5. A tunnel track inspection robot according to claim 1, characterized in that the first track surface pick-up assembly (5) comprises a track pick-up mounting bracket (51) with its bottom fixed to the first drive mechanism (3), a camera mounting plate (52) fixed to the top of the track pick-up mounting bracket (51), and a light supplementing lamp and radiator (54) and a track surface camera (53) mounted vertically downwards on the camera mounting plate (52).

6. A tunnel track inspection robot according to claim 1, characterized in that the dome collection assembly (6) comprises a first dome collection assembly mount (61) and a second dome collection assembly mount (62) fixed at the bottom to the carriage (1) and forming together a splay shape, a dome camera mount (63) fixed at the top of the first dome collection assembly mount (61) and the second dome collection assembly mount (62), arranged in the rail direction and having a U-shape, a drive mount (64) arranged at one side of the dome camera mount (63), a rotary drive motor (65) penetrating the drive mount (64) from bottom to top, a first gear (661) arranged at the top of the rotary drive motor (65), a second gear (662) in meshed connection with the first gear (661) and converting a horizontal rotation into a longitudinal circumferential rotation, a conductive (69) and a camera and light source mount (67) arranged between the U-shapes of the dome camera mount (63), and a first dome camera (681) and a second camera (682) fixed on the light source mount (67); the camera and light source stand (67) is provided in two pieces, and the first dome camera (681) and the second dome camera (682) are sandwiched between the two pieces of camera and light source stand (67).

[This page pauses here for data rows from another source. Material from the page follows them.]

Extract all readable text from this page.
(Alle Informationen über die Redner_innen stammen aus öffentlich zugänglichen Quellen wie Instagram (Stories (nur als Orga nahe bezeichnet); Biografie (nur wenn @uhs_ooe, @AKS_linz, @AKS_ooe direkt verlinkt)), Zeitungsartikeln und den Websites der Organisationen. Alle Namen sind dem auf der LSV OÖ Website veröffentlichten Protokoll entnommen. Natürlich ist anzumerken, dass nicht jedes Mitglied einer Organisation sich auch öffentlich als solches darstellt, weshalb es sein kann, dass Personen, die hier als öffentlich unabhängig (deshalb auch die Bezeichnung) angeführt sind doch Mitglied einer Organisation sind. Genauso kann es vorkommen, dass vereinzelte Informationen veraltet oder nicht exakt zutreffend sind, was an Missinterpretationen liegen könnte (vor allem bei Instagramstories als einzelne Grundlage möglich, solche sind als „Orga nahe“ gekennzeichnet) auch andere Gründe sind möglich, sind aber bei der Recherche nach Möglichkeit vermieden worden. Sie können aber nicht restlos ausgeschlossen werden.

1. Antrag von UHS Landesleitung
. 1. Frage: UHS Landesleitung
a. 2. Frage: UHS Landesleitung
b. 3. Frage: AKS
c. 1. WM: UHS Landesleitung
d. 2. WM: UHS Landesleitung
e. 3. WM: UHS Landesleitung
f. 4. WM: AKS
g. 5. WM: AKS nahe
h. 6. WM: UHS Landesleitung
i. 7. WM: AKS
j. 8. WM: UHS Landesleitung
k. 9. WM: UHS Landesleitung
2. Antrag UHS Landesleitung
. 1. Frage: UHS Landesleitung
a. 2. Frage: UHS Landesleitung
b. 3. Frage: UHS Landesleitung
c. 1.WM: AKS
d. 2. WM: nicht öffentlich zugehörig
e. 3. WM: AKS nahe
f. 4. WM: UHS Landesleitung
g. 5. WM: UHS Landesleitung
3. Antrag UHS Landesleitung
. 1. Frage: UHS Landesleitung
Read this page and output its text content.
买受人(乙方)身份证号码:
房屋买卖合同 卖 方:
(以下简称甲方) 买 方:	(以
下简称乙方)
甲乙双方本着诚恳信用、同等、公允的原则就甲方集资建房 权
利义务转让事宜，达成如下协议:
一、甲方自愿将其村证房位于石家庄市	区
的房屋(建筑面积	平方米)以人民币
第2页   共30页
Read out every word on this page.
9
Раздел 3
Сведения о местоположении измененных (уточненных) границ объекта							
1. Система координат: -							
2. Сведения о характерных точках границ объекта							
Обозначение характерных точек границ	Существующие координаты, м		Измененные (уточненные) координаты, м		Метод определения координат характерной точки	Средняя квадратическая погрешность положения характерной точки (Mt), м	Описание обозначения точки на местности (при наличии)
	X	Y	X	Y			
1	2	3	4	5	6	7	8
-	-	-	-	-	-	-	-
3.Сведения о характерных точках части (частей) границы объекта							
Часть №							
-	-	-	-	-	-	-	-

7. The tunnel track inspection robot according to claim 1, wherein the frame (1) is two support columns arranged in parallel, and the ends of the support columns are fixedly connected with the first frame mounting seat (341) and the second frame mounting seat (342) in a one-to-one correspondence.

8. A tunnel track inspection robot according to claim 5, characterized in that the track collection mounting bracket (51) is at an angle of 45 ° to the track direction.